Truffa dei cartellini alla Asl, la Cassazione decide un nuovo processo d’Appello

La condanna dei tre tecnici (dopo l’assoluzione in primo grado) è senza motivazione sufficiente. Il caso va avanti dal 2013

Sarà un nuovo giudizio in Corte d’Appello a decidere il destino degli imputati nel processo delle cosiddette ‘timbrature false alla Asl di Teramo’ che in primo grado, aveva registrato l’assoluzione di tutti e in Appello la condanna per truffa: la Cassazione, con la sentenza 22503 depositata ieri, ha infatti accolto con rinvio il ricorso di due tecnici Asl affermando che non sarebbe stata provata la conoscenza da parte loro della revoca al permesso di timbratura non in sede.

Il procedimento avviato nel 2013, portò nel 2015 al rinvio a giudizio di tre tecnici e due funzionari del Sian e del Dipartimento di prevenzione sui luoghi di lavoro, ha costituito in questi anni un caso giuridico oltre che una vicenda giudiziaria in sé. Perché a lungo si è discusso se i tre tecnici potessero, come autorizzati da due funzionari, timbrare il cartellino nella sede Asl di residenza nonostante dovessero poi recarsi in un altro posto di lavoro.

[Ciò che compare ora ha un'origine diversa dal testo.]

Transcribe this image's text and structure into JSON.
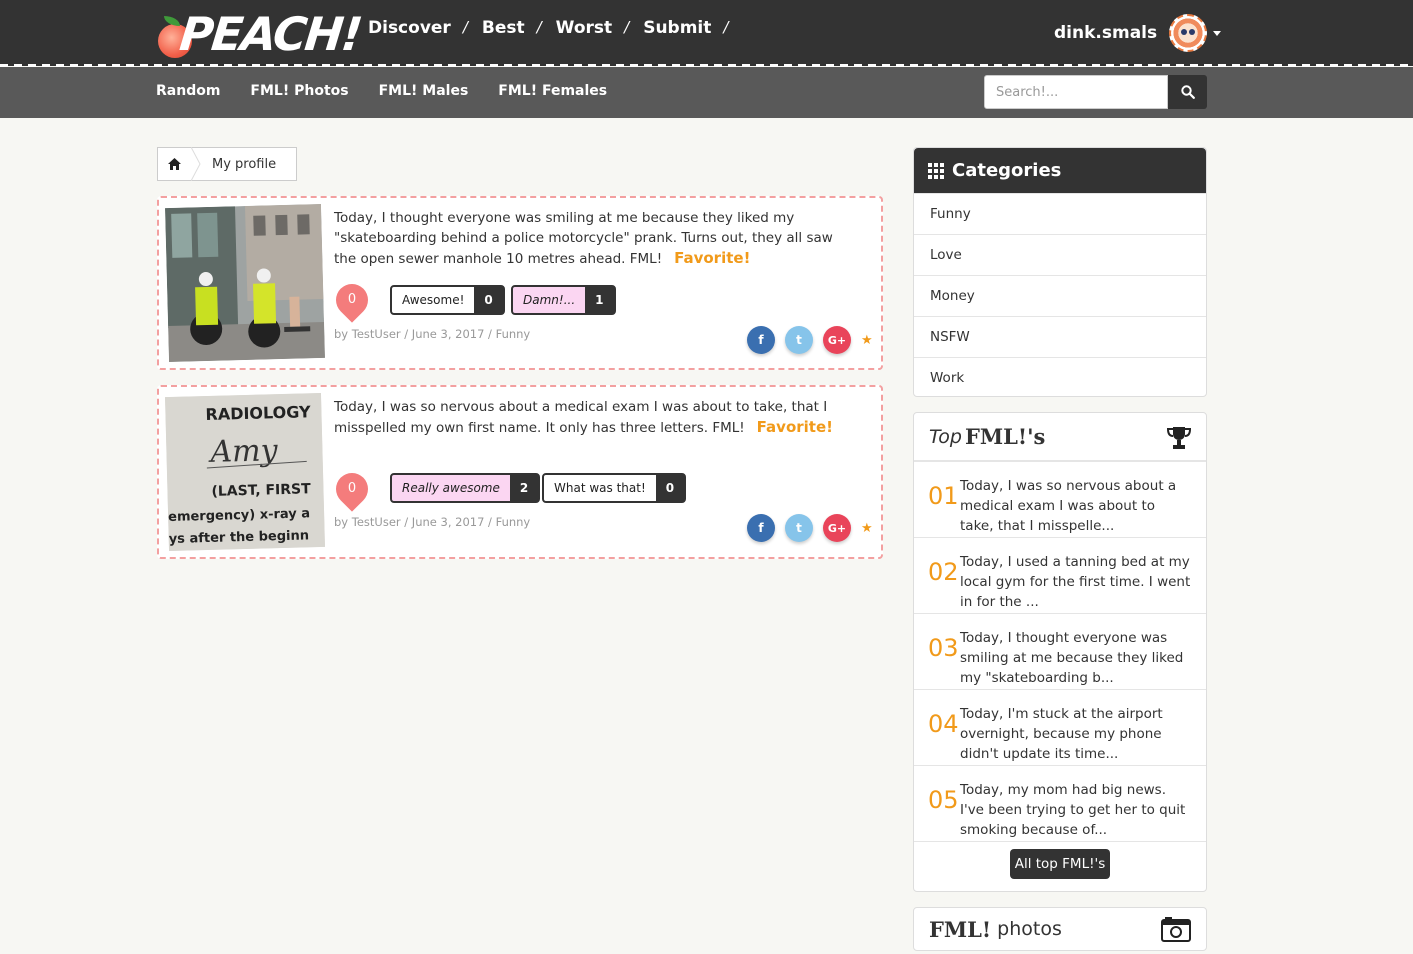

I tecnici erano imputati di truffa e i funzionari di concorso in truffa per averlo autorizzati illegittimamente a timbrare in altre sedi rispetto a quella di lavoro, nell’ambito di una organizzazione aziendale per cui le ore pagate dall’azienda sanitaria erano sempre comprese tra le 8 e le 14 (quindi anche se il cartellino è timbrato alle 7 l’ora in più non è pagata).

La Corte d’Appello aquilana aveva spazzato via l’assoluzione dei giudici teramani di primo grado fondata sul fatto che i tecnici non fossero a conoscenza della revoca dell’autorizzazione e del cambio di indirizzo del posto dove timbrare. Ma nella sentenza di condanna la Corte si era limitata a rilevare che la revoca era stata formalmente inviata a tutto il personale in servizio e che le autorizzazioni esistenti dovevano necessariamente intendersi come riferita ai casi in cui il dipendente era impegnato in attività fuori sede: insomma, avrebbero lucrato “illecitamente la retribuzione per il tempo utilizzato per raggiungere la sede di effettivo servizio“.

La decisione é stata però cassata dalla Suprema Corte che ricorda come “in materia di ribaltamento della sentenza assolutoria, incombe sul giudice di appello l’onere di offrire una motivazione rafforzata“. Mentre la Corte territoriale ha omesso di confrontarsi con gli argomenti utilizzati dal primo giudice. Giudizio da rifare dunque “non essendo stato scrutinato ne’ il tema decisivo della conoscenza effettiva della revoca dei provvedimenti autorizzatori in capo ai ricorrenti, ne’ quello, altrettanto rilevante, del contenuto dei provvedimenti di autorizzazione e revoca“.